The authors examined the influence of disability and socio-demographic factors on households’ health financial risks in Uganda, using nationally representative cross-sectional data for 19305 households from the 2016 Uganda Demographic and Health Survey. Financial risk was measured by money paid for health care services. Almost 32% of households paid money for health care services access, among which 32% paid through out-of-pocket. Almost 41% of household heads were affected by disability. The majority of families went to the public sector for health care services. The mean age was 45 years. The findings indicated that disability is significantly associated with the household financial risk, as is a choice to use private sector health care services. The authors recommend identifying families with disability and those experiencing difficult living conditions for health authorities to enhance health coverage progress.
Water, sanitation, and hygiene (WASH) interventions frequently assume that students who learn positive WASH behaviours will disseminate this information to their families. School-based programs rely on students to act as “agents of change” to translate impact from school to home.
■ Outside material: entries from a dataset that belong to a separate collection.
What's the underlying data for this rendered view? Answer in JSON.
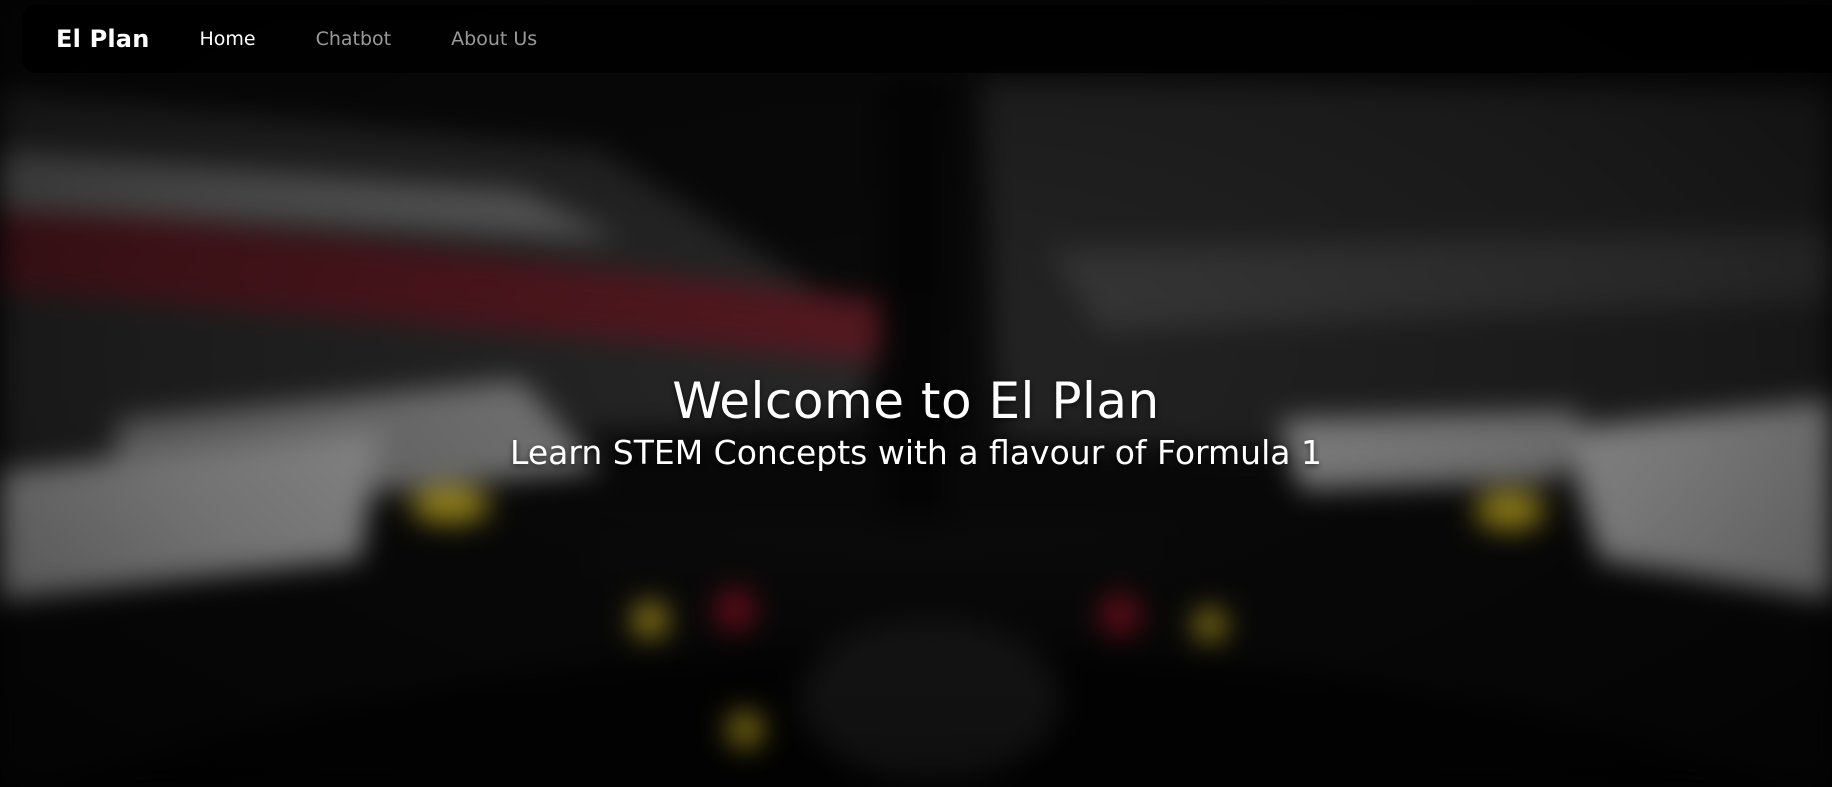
{
  "nav": {
    "brand": "El Plan",
    "links": [
      {
        "label": "Home",
        "active": true
      },
      {
        "label": "Chatbot",
        "active": false
      },
      {
        "label": "About Us",
        "active": false
      }
    ]
  },
  "hero": {
    "title": "Welcome to El Plan",
    "subtitle": "Learn STEM Concepts with a flavour of Formula 1"
  },
  "colors": {
    "nav_background": "#000000",
    "text_active": "#ffffff",
    "text_inactive": "#9a9a9a",
    "accent_red": "#8a1020",
    "accent_yellow": "#c9b020"
  }
}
The authors conducted a quasi-experimental, prospective cohort study in 12 schools in rural, southern Zambia to assess this with students in grades 1–4, using in-person interviews with students, their teachers and caregivers. Student knowledge increased significantly, but primarily among students in grade 1. Students reporting sharing messages from the intervention with caregivers rose from 7% to 23%, particularly in students in grade 4. The authors propose that future work should prioritize developing curricula that reflect the variability in needs, capabilities and support in the home and community among primary school students rather than applying a single approach for a wide range of ages and contexts.